Die Menschen direkt ansprechen
Doch man kennt seine Pappenheimer, wie es so schön heißt. Personen, die einmal auf das Impfen, Jens Spahn oder die Maskenpflicht angesprochen, so richtig loslegen – und auch keine andere Meinung akzeptieren. Bei besonders hartnäckigen Fällen, mit denen man wirklich nicht über die Corona-Krise sprechen will, rät Radestock: „Es ist ein sehr überraschendes Experiment, die Menschen direkt anzusprechen. Also, zu sagen: ‚Ich finde, das Thema ist jetzt durch, ich will gar nicht darüber sprechen.‘“
Manchmal sei diese Direktheit eine Chance, das Gespräch in eine andere Richtung zu lenken. „Man sollte aber besser nicht sagen, dass es wichtigere Themen gibt. Denn für die Person ist es nun mal gerade äußerst wichtig. Aber den eigenen Wunsch zu thematisieren kann überraschend viel beim Gegenüber bewirken.“
Psychologin Heine rät dagegen, wenn es möglich ist, derartige Gespräche schlichtweg zu meiden. „Das kann man sich einmal anhören, wer aber extrem hartnäckig immer wieder von dem Thema anfängt, von dem würde ich mich tatsächlich fernhalten.“ Dabei gehe es auch um den eigenen Schutz und die mentale Gesundheit. Denn „an manche Menschen, beispielsweise Corona-Leugner, kommt man einfach nicht heran“.
Das Leben drumherum sehen und wahrnehmen
All diese Tipps sollen aber nicht dazu führen, dass man die Corona-Krise einfach ignoriert.
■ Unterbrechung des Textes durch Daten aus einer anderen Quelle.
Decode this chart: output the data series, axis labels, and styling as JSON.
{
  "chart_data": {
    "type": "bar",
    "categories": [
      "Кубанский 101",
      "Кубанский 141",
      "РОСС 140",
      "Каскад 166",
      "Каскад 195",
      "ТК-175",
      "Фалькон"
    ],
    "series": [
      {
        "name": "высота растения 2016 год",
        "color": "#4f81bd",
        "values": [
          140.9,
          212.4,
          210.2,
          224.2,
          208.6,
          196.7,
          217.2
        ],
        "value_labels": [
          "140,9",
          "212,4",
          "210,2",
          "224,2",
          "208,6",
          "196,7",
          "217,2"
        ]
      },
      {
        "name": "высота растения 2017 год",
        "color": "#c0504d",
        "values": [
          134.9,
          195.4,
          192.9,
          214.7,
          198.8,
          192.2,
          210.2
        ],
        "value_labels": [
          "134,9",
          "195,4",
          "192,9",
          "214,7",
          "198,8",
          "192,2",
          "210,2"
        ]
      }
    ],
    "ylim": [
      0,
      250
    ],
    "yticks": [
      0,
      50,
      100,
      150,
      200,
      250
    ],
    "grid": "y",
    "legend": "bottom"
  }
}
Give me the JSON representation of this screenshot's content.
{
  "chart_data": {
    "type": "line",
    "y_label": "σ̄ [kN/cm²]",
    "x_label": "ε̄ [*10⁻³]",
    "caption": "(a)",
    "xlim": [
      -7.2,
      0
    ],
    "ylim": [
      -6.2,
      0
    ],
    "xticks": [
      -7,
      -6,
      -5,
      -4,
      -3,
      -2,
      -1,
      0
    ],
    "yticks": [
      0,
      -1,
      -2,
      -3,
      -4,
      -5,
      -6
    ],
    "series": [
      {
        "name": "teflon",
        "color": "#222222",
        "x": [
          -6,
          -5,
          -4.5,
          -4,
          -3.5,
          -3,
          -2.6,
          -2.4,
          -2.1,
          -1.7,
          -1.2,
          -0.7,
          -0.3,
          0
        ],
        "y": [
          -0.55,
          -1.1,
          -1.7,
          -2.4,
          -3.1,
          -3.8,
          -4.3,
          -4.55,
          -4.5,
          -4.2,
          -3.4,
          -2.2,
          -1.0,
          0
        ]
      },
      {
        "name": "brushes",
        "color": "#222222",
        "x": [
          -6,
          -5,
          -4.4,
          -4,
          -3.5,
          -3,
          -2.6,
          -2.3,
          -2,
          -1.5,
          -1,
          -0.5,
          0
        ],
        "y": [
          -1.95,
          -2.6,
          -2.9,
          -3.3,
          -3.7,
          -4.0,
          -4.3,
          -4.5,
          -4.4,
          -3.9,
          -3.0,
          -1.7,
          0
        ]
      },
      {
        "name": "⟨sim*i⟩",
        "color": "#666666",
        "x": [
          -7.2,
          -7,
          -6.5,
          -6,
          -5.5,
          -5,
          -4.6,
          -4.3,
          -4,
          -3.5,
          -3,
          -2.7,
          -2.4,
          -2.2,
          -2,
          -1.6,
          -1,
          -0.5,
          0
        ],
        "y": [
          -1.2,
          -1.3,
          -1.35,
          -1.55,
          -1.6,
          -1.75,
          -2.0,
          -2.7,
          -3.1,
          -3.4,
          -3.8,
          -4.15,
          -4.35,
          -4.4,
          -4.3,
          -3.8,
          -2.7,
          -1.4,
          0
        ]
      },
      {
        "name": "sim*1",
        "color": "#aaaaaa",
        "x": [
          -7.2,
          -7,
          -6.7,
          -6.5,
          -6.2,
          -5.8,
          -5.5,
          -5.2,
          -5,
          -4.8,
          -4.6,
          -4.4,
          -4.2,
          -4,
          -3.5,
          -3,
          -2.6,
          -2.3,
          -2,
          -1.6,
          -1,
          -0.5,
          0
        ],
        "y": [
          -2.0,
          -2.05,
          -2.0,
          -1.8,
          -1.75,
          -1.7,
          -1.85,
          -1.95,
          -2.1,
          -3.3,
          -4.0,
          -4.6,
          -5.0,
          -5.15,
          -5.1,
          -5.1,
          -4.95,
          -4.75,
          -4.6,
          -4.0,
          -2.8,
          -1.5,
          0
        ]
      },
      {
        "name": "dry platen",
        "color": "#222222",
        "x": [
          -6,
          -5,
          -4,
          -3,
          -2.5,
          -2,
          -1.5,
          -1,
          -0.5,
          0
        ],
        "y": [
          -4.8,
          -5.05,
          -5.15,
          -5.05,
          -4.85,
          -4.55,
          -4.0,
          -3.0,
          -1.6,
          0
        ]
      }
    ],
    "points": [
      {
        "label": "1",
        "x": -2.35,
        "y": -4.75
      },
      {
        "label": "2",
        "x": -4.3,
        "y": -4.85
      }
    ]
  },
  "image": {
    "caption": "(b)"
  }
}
Sich zu informieren, an Maßnahmen zu halten und auf seine Mitmenschen zu achten, bleiben natürlich die vorherrschenden Gebote, betonen die Experten. Die Corona-Krise sollte auch keinesfalls heruntergespielt werden, sagt auch Radestock. Es sei aber auch wichtig, „dass man das Leben drum herum nicht vergisst.“ Nicht alle Gefühle und alle Ereignisse sollten auf Corona reduziert werden. Es sei wichtig, Dinge und Themen auch wieder über die Pandemie hinaus wahrzunehmen und ganz bewusst zu erleben.